“Cataclysm Children” by Paul Nemeth (2015) review
“Cataclysm Children” by Paul Nemeth (Black Rose Writing, 2015)
Although “Cataclysm Children” (Black Rose Publishing) is fiction, author Paul Nemeth gleaned inspiration from a real life incident that occurred a couple of decades ago by black metal musicians from Norway.
The story begins on Valentine’s Day 1991 in a Denver, Colorado suburb. Rabbi Avram Levi is assaulted in the parking lot of his synagogue by a demonic figure sporting white clown make-up, clothes dotted with odd symbols, and long hair. The rabbi is knocked unconscious, Temple El-Beth has been torched, and a picture of a wolf inside a pentagram has been drawn on the pavement of the synagogue.
A year later, Father Cavanaugh is stabbed to death and his church is burned to the ground. The murder of the priest was traced to a cult of Satan worshippers dubbed the Wolf Clan. Thorn, who was a member of a local heavy metal band, Legion, was charged with the crime and sent to prison.
Flash forward to 2010, and we meet Danny Andrews, a high school student living in Hadley, the town where Legion was born and where the Wolf Clan horrors took place. A workaholic father, a self-centered step-mother, failing grades, and the relentless harassment of bullies populate Danny’s bleak world. Intelligent but possessing no interest in formal education, Danny sees hypocrisy everywhere. He has a smart mouth and isn’t afraid to physically fight back when taunted by the mean-spirited jocks, who also constantly belittle Danny’s two friends, Tim and DJ.
Danny, Tim, and DJ are huge Legion fans. Aside from loving the band’s music, they are fascinated with its gory history. But Danny has no idea his Uncle Ian, who went under the stage name Fury, played in Legion. Disconnecting himself from the band and experience, Ian moved to the San Francisco Bay Area and remained estranged from the family. Inspired by Legion, Danny and his pals form their own band, Stillborn.
A creepy older guy, Charon, hangs around Danny, Tim and DJ. He buys them beer and preaches the gospel of Satan. Tim and DJ are impressed with Charon, but Danny has his reservations. Nevertheless, encouraged by Charon, he along with Tim and DJ, sell their soul to the devil.
Meanwhile, Ian plans to return to Hadley for a funeral of a musician buddy. In tandem with his visit, terror strikes Hadley once again. Has the Wolf Clan been revived, is a copycat artist at hand, or is it merely a psycho behind these acts? Ian instantly discovers who and what Danny is involved with, and is determined to stop the violence.
Besides boasting a great plot with well-developed characters, “Cataclysm Children” further addresses issues such as bullying, neglectful parents, and clueless teachers, resulting in a fine coming of age story.

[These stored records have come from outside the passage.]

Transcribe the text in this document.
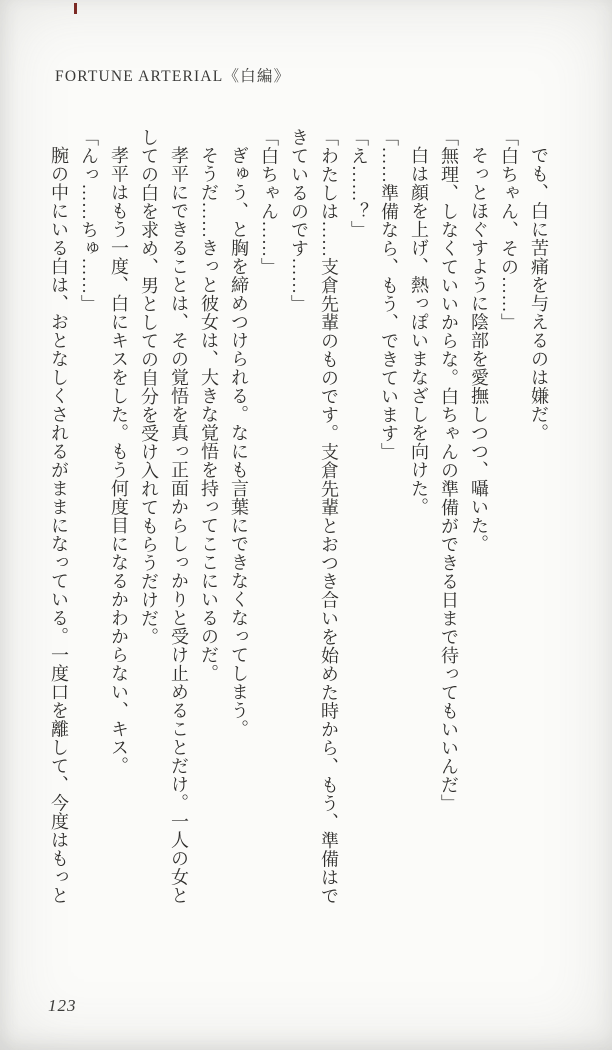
FORTUNE ARTERIAL《白編》
でも、白に苦痛を与えるのは嫌だ。
「白ちゃん、その……」
そっとほぐすように陰部を愛撫しつつ、囁いた。
「無理、しなくていいからな。白ちゃんの準備ができる日まで待ってもいいんだ」
白は顔を上げ、熱っぽいまなざしを向けた。
「……準備なら、もう、できています」
「え……？」
「わたしは……支倉先輩のものです。支倉先輩とおつき合いを始めた時から、もう、準備はで
きているのです……」
「白ちゃん……」
ぎゅう、と胸を締めつけられる。なにも言葉にできなくなってしまう。
そうだ……きっと彼女は、大きな覚悟を持ってここにいるのだ。
孝平にできることは、その覚悟を真っ正面からしっかりと受け止めることだけ。一人の女と
しての白を求め、男としての自分を受け入れてもらうだけだ。
孝平はもう一度、白にキスをした。もう何度目になるかわからない、キス。
「んっ……ちゅ……」
腕の中にいる白は、おとなしくされるがままになっている。一度口を離して、今度はもっと
123
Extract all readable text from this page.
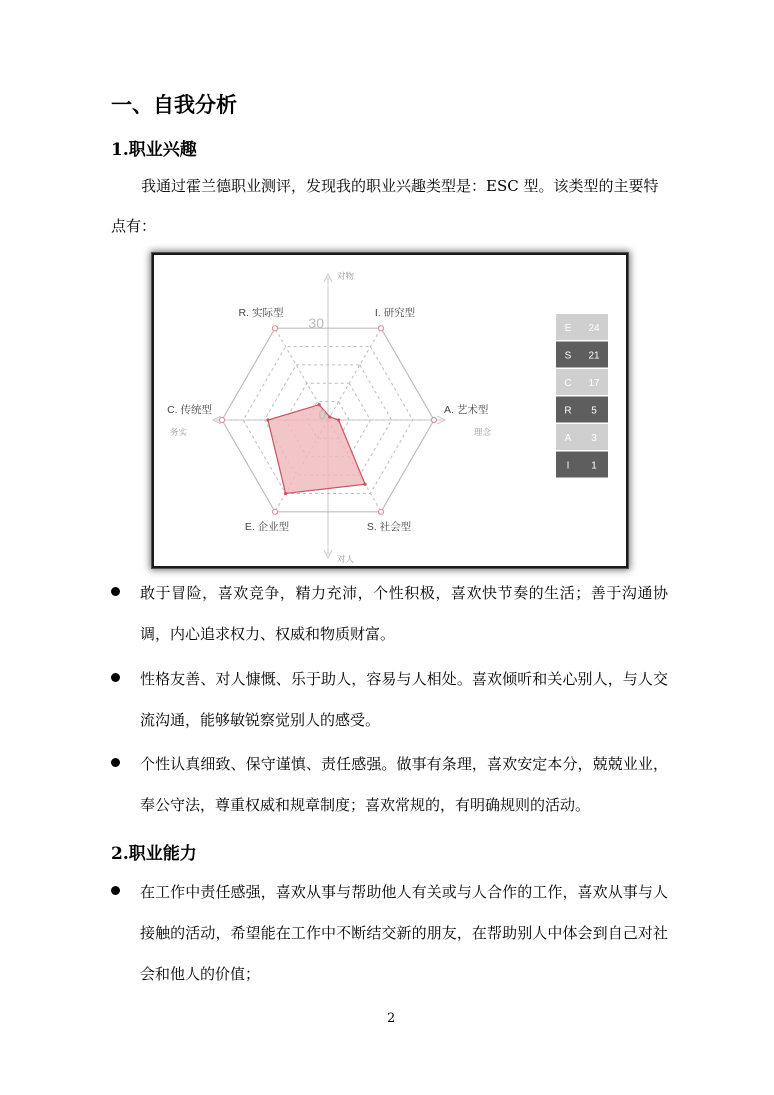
一、自我分析
1.职业兴趣
我通过霍兰德职业测评，发现我的职业兴趣类型是：ESC 型。该类型的主要特点有：
I. 研究型
A. 艺术型
S. 社会型
E. 企业型
C. 传统型
R. 实际型
30
0
对物
对人
务实	理念
E 24
S 21
C 17
R 5
A 3
I 1
敢于冒险，喜欢竞争，精力充沛，个性积极，喜欢快节奏的生活；善于沟通协调，内心追求权力、权威和物质财富。
性格友善、对人慷慨、乐于助人，容易与人相处。喜欢倾听和关心别人，与人交流沟通，能够敏锐察觉别人的感受。
个性认真细致、保守谨慎、责任感强。做事有条理，喜欢安定本分，兢兢业业，奉公守法，尊重权威和规章制度；喜欢常规的，有明确规则的活动。
2.职业能力
在工作中责任感强，喜欢从事与帮助他人有关或与人合作的工作，喜欢从事与人接触的活动，希望能在工作中不断结交新的朋友，在帮助别人中体会到自己对社会和他人的价值；
2
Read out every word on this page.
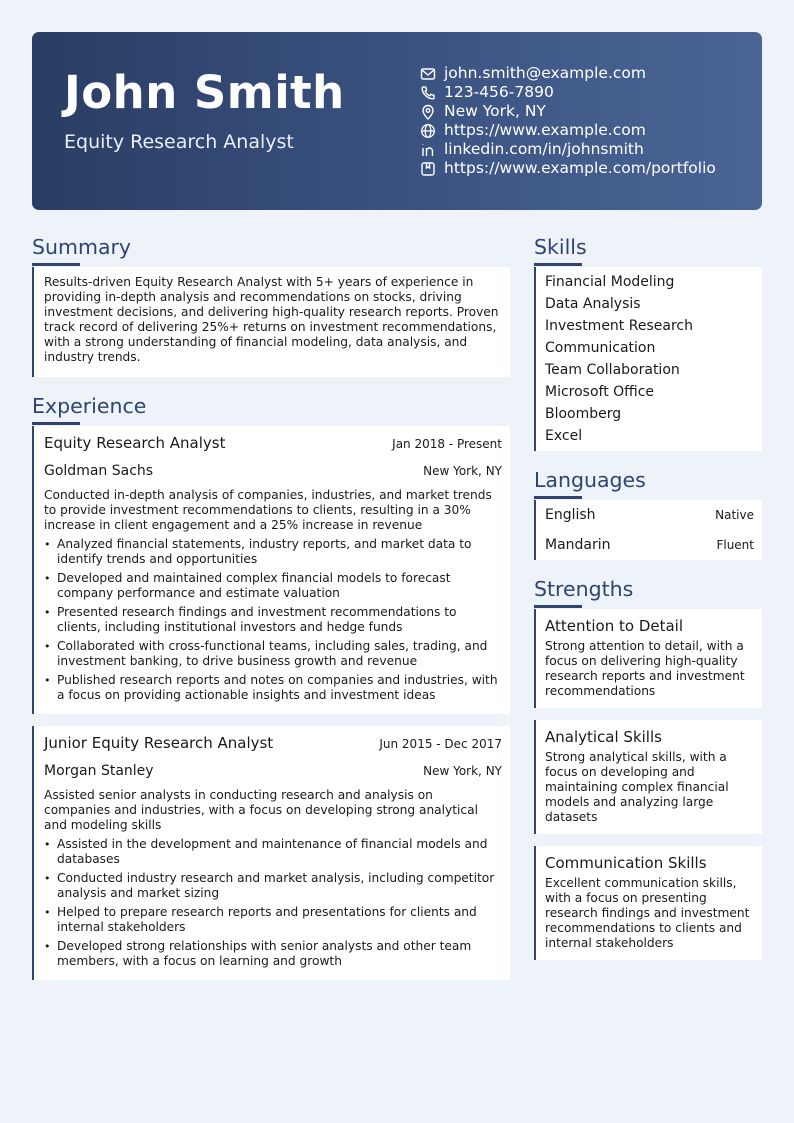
John Smith
Equity Research Analyst
john.smith@example.com
123-456-7890
New York, NY
https://www.example.com
linkedin.com/in/johnsmith
https://www.example.com/portfolio
Summary
Results-driven Equity Research Analyst with 5+ years of experience in providing in-depth analysis and recommendations on stocks, driving investment decisions, and delivering high-quality research reports. Proven track record of delivering 25%+ returns on investment recommendations, with a strong understanding of financial modeling, data analysis, and industry trends.
Experience
Equity Research Analyst	Jan 2018 - Present
Goldman Sachs	New York, NY
Conducted in-depth analysis of companies, industries, and market trends to provide investment recommendations to clients, resulting in a 30% increase in client engagement and a 25% increase in revenue
• Analyzed financial statements, industry reports, and market data to identify trends and opportunities
• Developed and maintained complex financial models to forecast company performance and estimate valuation
• Presented research findings and investment recommendations to clients, including institutional investors and hedge funds
• Collaborated with cross-functional teams, including sales, trading, and investment banking, to drive business growth and revenue
• Published research reports and notes on companies and industries, with a focus on providing actionable insights and investment ideas
Junior Equity Research Analyst	Jun 2015 - Dec 2017
Morgan Stanley	New York, NY
Assisted senior analysts in conducting research and analysis on companies and industries, with a focus on developing strong analytical and modeling skills
• Assisted in the development and maintenance of financial models and databases
• Conducted industry research and market analysis, including competitor analysis and market sizing
• Helped to prepare research reports and presentations for clients and internal stakeholders
• Developed strong relationships with senior analysts and other team members, with a focus on learning and growth
Skills
Financial Modeling
Data Analysis
Investment Research
Communication
Team Collaboration
Microsoft Office
Bloomberg
Excel
Languages
English	Native
Mandarin	Fluent
Strengths
Attention to Detail
Strong attention to detail, with a focus on delivering high-quality research reports and investment recommendations
Analytical Skills
Strong analytical skills, with a focus on developing and maintaining complex financial models and analyzing large datasets
Communication Skills
Excellent communication skills, with a focus on presenting research findings and investment recommendations to clients and internal stakeholders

Jumping to and fro from the early 90s and 2010, “Cataclysm Children” is an extremely compelling read. Despite the dark subject matter, chuckles are to be had. You can’t help but root for Danny, whose sharp sarcasm and wit cuts right through the pages.
Rocking with evil excitement, “Cataclysm Children” would probably have a “parental advisory” sticker on it if it were a record. This book was so good that I hated to see it end.